> You ignore the fact that we have seen a repeated pattern where a gigantic model comes out that can do thing X and then in the next 6-12 months someone else comes out with a compact model 20-50x smaller that can do the same thing. It happened with DALLE/Stable Diffusion

DALLE/Stable Diffusion is 3.5 Billion to 900 million. Which is x4. But the cost of that is the training size. Millions of source images versus billions. Again, we are pushing the boundaries of what is possible in ways that cannot be repeated. With a 3 orders of magnitude more training data we got a 4x reduction in efficiency (assuming no other improvements played a role in that). I don't think we'll be able to find 5 trillion worthwhile images to train on anytime soon.

But it is a good point that I missed it, I'll be sure to include it in my rant about "reasons we are hitting the limits of easy gains"

> You ignore the fact that there are plenty of models that are not LLMs making progress on different tasks. Some, like Gato, are generalist AIs that can do hundreds of different complex tasks.

If you read the paper they discuss the glaring limitation I mentioned above. Limited attention span, limited context length, with a single image being significant fraction (~40%) of the entire model's context. That's the whole ball game. They also point out the fundamental limit of their design here is the known one: quadratic scaling to increase context. Same issues of fundamental design here.

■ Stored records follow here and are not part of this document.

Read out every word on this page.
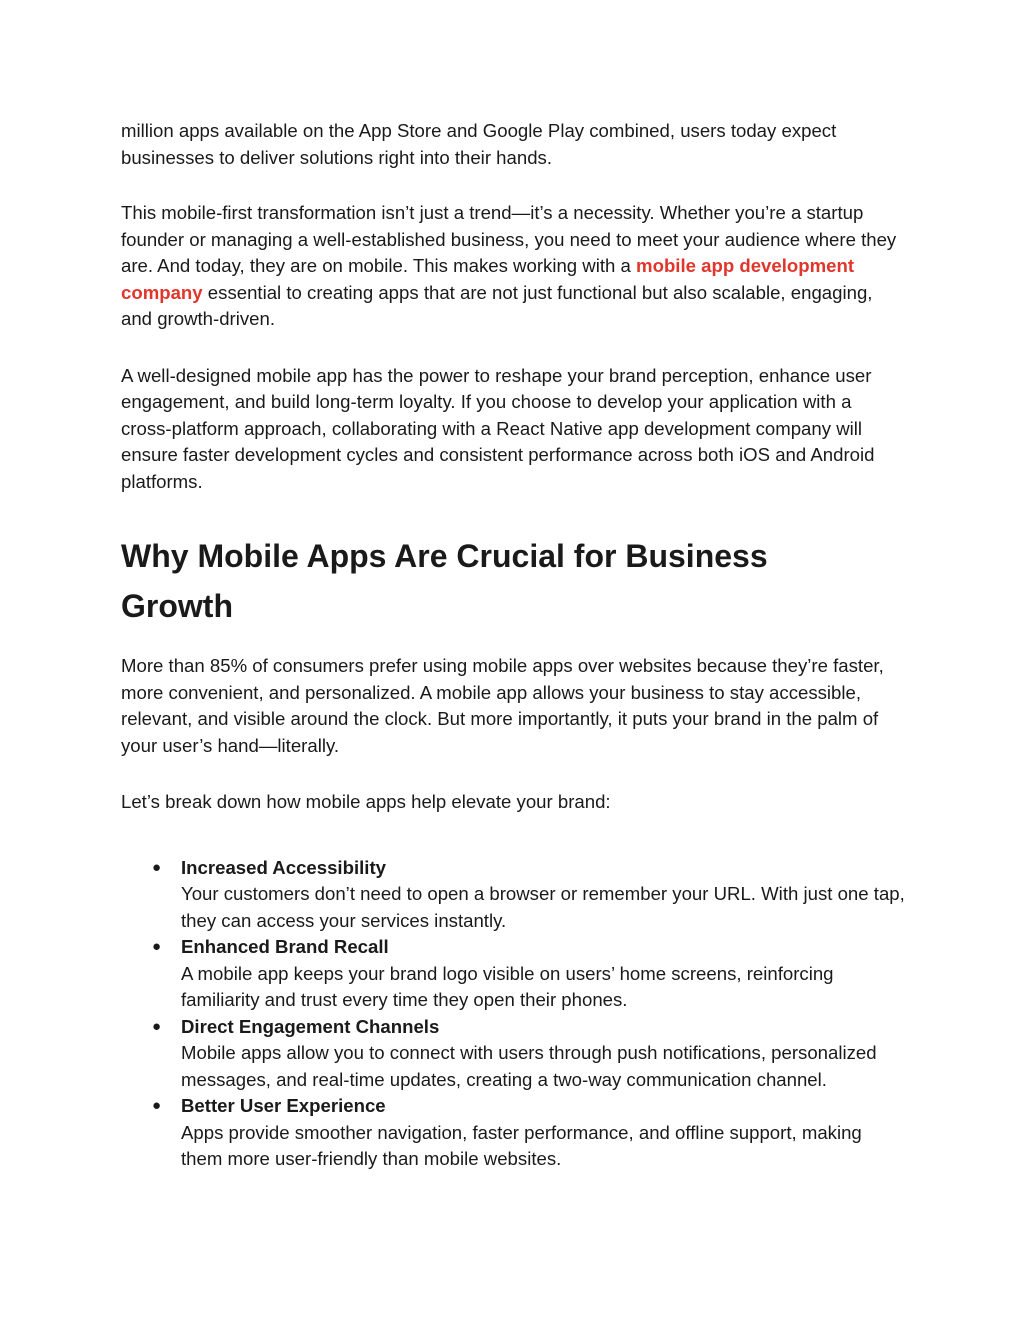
million apps available on the App Store and Google Play combined, users today expect businesses to deliver solutions right into their hands.

This mobile-first transformation isn’t just a trend—it’s a necessity. Whether you’re a startup founder or managing a well-established business, you need to meet your audience where they are. And today, they are on mobile. This makes working with a mobile app development company essential to creating apps that are not just functional but also scalable, engaging, and growth-driven.

A well-designed mobile app has the power to reshape your brand perception, enhance user engagement, and build long-term loyalty. If you choose to develop your application with a cross-platform approach, collaborating with a React Native app development company will ensure faster development cycles and consistent performance across both iOS and Android platforms.

Why Mobile Apps Are Crucial for Business Growth

More than 85% of consumers prefer using mobile apps over websites because they’re faster, more convenient, and personalized. A mobile app allows your business to stay accessible, relevant, and visible around the clock. But more importantly, it puts your brand in the palm of your user’s hand—literally.

Let’s break down how mobile apps help elevate your brand:

● Increased Accessibility
Your customers don’t need to open a browser or remember your URL. With just one tap, they can access your services instantly.
● Enhanced Brand Recall
A mobile app keeps your brand logo visible on users’ home screens, reinforcing familiarity and trust every time they open their phones.
● Direct Engagement Channels
Mobile apps allow you to connect with users through push notifications, personalized messages, and real-time updates, creating a two-way communication channel.
● Better User Experience
Apps provide smoother navigation, faster performance, and offline support, making them more user-friendly than mobile websites.
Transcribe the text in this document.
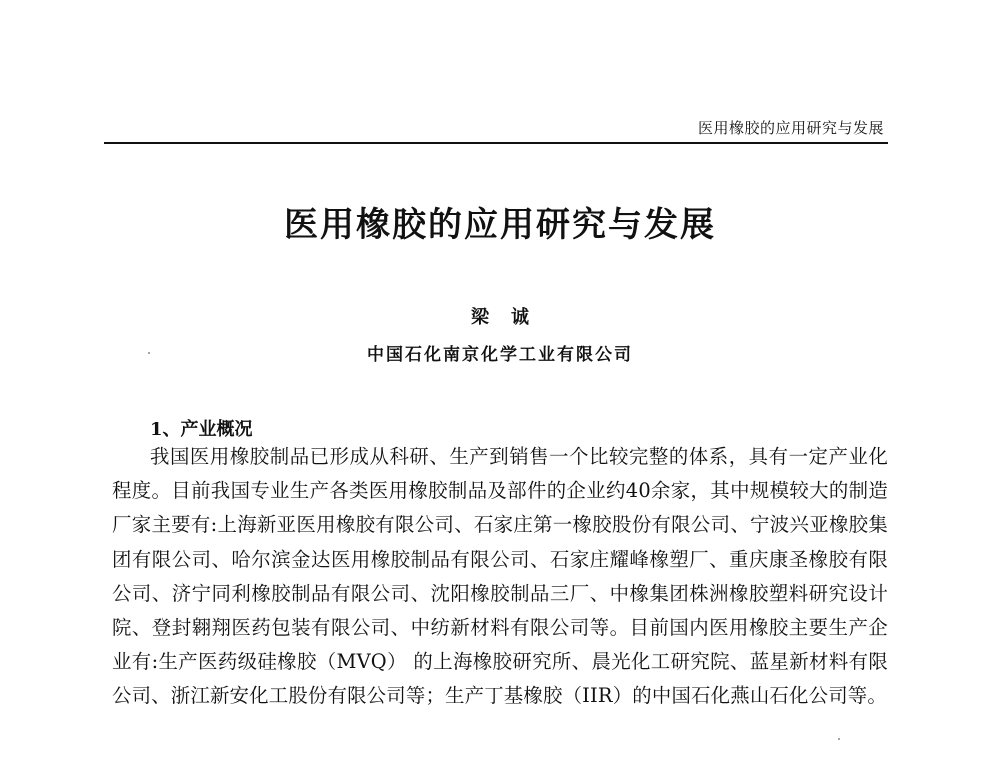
医用橡胶的应用研究与发展
医用橡胶的应用研究与发展
梁诚
中国石化南京化学工业有限公司
1、产业概况

我国医用橡胶制品已形成从科研、生产到销售一个比较完整的体系，具有一定产业化程度。目前我国专业生产各类医用橡胶制品及部件的企业约40余家，其中规模较大的制造厂家主要有:上海新亚医用橡胶有限公司、石家庄第一橡胶股份有限公司、宁波兴亚橡胶集团有限公司、哈尔滨金达医用橡胶制品有限公司、石家庄耀峰橡塑厂、重庆康圣橡胶有限公司、济宁同利橡胶制品有限公司、沈阳橡胶制品三厂、中橡集团株洲橡胶塑料研究设计院、登封翱翔医药包装有限公司、中纺新材料有限公司等。目前国内医用橡胶主要生产企业有:生产医药级硅橡胶（MVQ） 的上海橡胶研究所、晨光化工研究院、蓝星新材料有限公司、浙江新安化工股份有限公司等；生产丁基橡胶（IIR）的中国石化燕山石化公司等。
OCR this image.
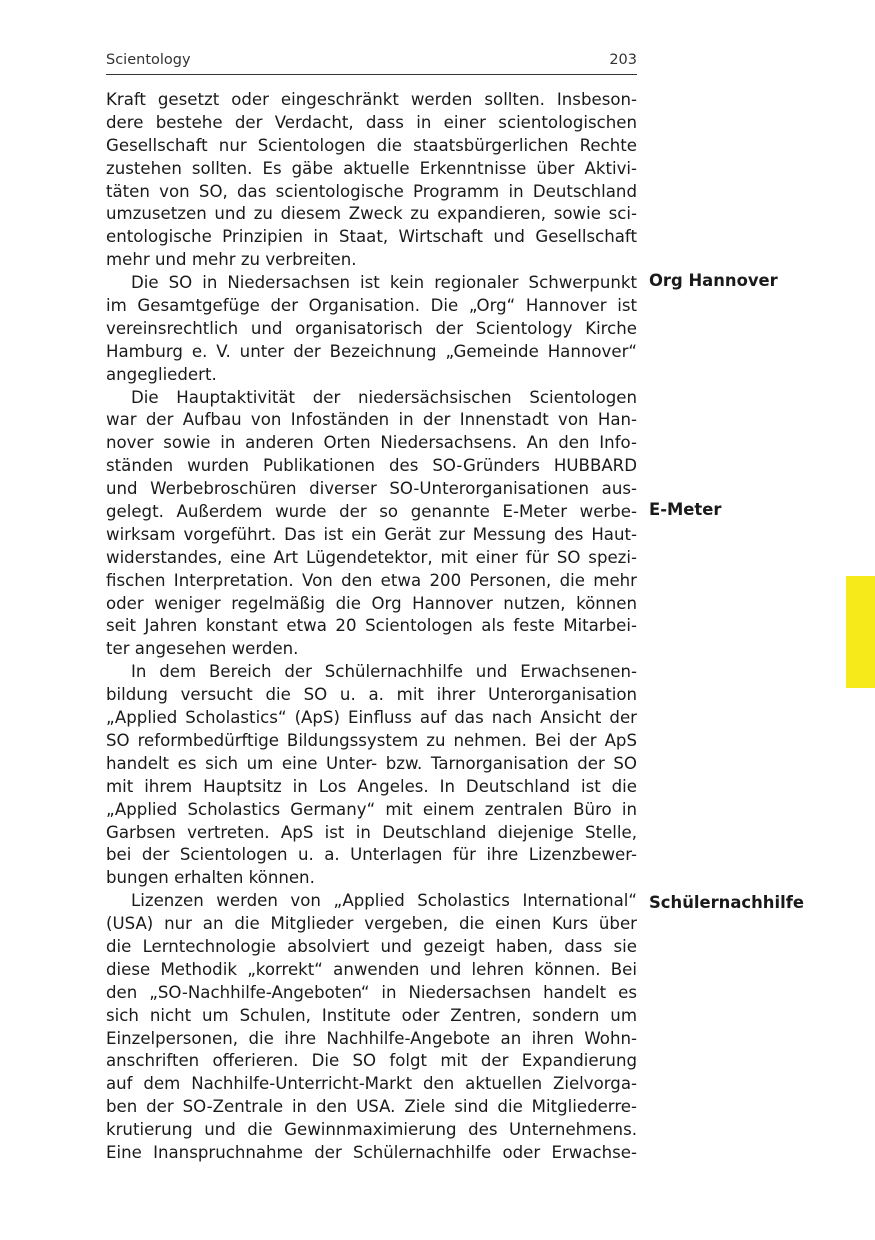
Scientology	203
Kraft gesetzt oder eingeschränkt werden sollten. Insbeson-
dere bestehe der Verdacht, dass in einer scientologischen
Gesellschaft nur Scientologen die staatsbürgerlichen Rechte
zustehen sollten. Es gäbe aktuelle Erkenntnisse über Aktivi-
täten von SO, das scientologische Programm in Deutschland
umzusetzen und zu diesem Zweck zu expandieren, sowie sci-
entologische Prinzipien in Staat, Wirtschaft und Gesellschaft
mehr und mehr zu verbreiten.
Die SO in Niedersachsen ist kein regionaler Schwerpunkt
im Gesamtgefüge der Organisation. Die „Org“ Hannover ist
vereinsrechtlich und organisatorisch der Scientology Kirche
Hamburg e. V. unter der Bezeichnung „Gemeinde Hannover“
angegliedert.
Die Hauptaktivität der niedersächsischen Scientologen
war der Aufbau von Infoständen in der Innenstadt von Han-
nover sowie in anderen Orten Niedersachsens. An den Info-
ständen wurden Publikationen des SO-Gründers HUBBARD
und Werbebroschüren diverser SO-Unterorganisationen aus-
gelegt. Außerdem wurde der so genannte E-Meter werbe-
wirksam vorgeführt. Das ist ein Gerät zur Messung des Haut-
widerstandes, eine Art Lügendetektor, mit einer für SO spezi-
fischen Interpretation. Von den etwa 200 Personen, die mehr
oder weniger regelmäßig die Org Hannover nutzen, können
seit Jahren konstant etwa 20 Scientologen als feste Mitarbei-
ter angesehen werden.
In dem Bereich der Schülernachhilfe und Erwachsenen-
bildung versucht die SO u. a. mit ihrer Unterorganisation
„Applied Scholastics“ (ApS) Einfluss auf das nach Ansicht der
SO reformbedürftige Bildungssystem zu nehmen. Bei der ApS
handelt es sich um eine Unter- bzw. Tarnorganisation der SO
mit ihrem Hauptsitz in Los Angeles. In Deutschland ist die
„Applied Scholastics Germany“ mit einem zentralen Büro in
Garbsen vertreten. ApS ist in Deutschland diejenige Stelle,
bei der Scientologen u. a. Unterlagen für ihre Lizenzbewer-
bungen erhalten können.
Lizenzen werden von „Applied Scholastics International“
(USA) nur an die Mitglieder vergeben, die einen Kurs über
die Lerntechnologie absolviert und gezeigt haben, dass sie
diese Methodik „korrekt“ anwenden und lehren können. Bei
den „SO-Nachhilfe-Angeboten“ in Niedersachsen handelt es
sich nicht um Schulen, Institute oder Zentren, sondern um
Einzelpersonen, die ihre Nachhilfe-Angebote an ihren Wohn-
anschriften offerieren. Die SO folgt mit der Expandierung
auf dem Nachhilfe-Unterricht-Markt den aktuellen Zielvorga-
ben der SO-Zentrale in den USA. Ziele sind die Mitgliederre-
krutierung und die Gewinnmaximierung des Unternehmens.
Eine Inanspruchnahme der Schülernachhilfe oder Erwachse-
Org Hannover
E-Meter
Schülernachhilfe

I don't see your point here. I never claimed we can't make generalist AIs with these techniques.

> I can’t find any reference that we are 7 orders of magnitude away from the complexity of a brain. We have neural networks with more parameters than there are neurons in a brain. A lot more. Biological neurons encode more than an artificial neuron, but not a million times more.

Depends how you interpret it. Mostly I am basing these numbers on super computer efficiency (for the silicon side) and the lower bound of estimates made by CMU about what human brains operate at. Which takes into account things like hormones and other brain chemicals acting as part of a neuron's behavior. Which yes, does get us to a million times more on the lower bound.

If you want to get into it there are other issues like network density and the delay of transmission between neurons that we also aren't anywhere close to at similar magnitudes. And there is the raw physics angle about how much waste heat the different computations generate at a similar magnitude difference.

To say nothing of the mutability problem.

> The rate of published AI research is rising literally exponentially. Another factor that accelerates progress.

Exact same thing happened with the boom right before AI winter in the 80s. And also stock market booms. In both cases, right before the hype crashes and burns.

> I don’t care what you have written about programming, the statistics say that it can write more than 50% of code that people write TODAY. It will only get better.

The github statistics being put out by the for-profit company that made and is trying to sell the model? I'm sure they are very reliable and reproducible (/s).

Also can write the code is far different than would. My quantum computer can solve problems first try doesn't mean that it will. While I'm sure it can predict a lot of what people write (I am even willing to agree to 50%) the actual problem is choosing which prediction to actually write. Again to say nothing of the other 50% which is likely where the broader context is.

And that lack of context is the fundamental problem. There is a limit to how much better it can get without a radical change to our methodology or decades more of hardware advancements.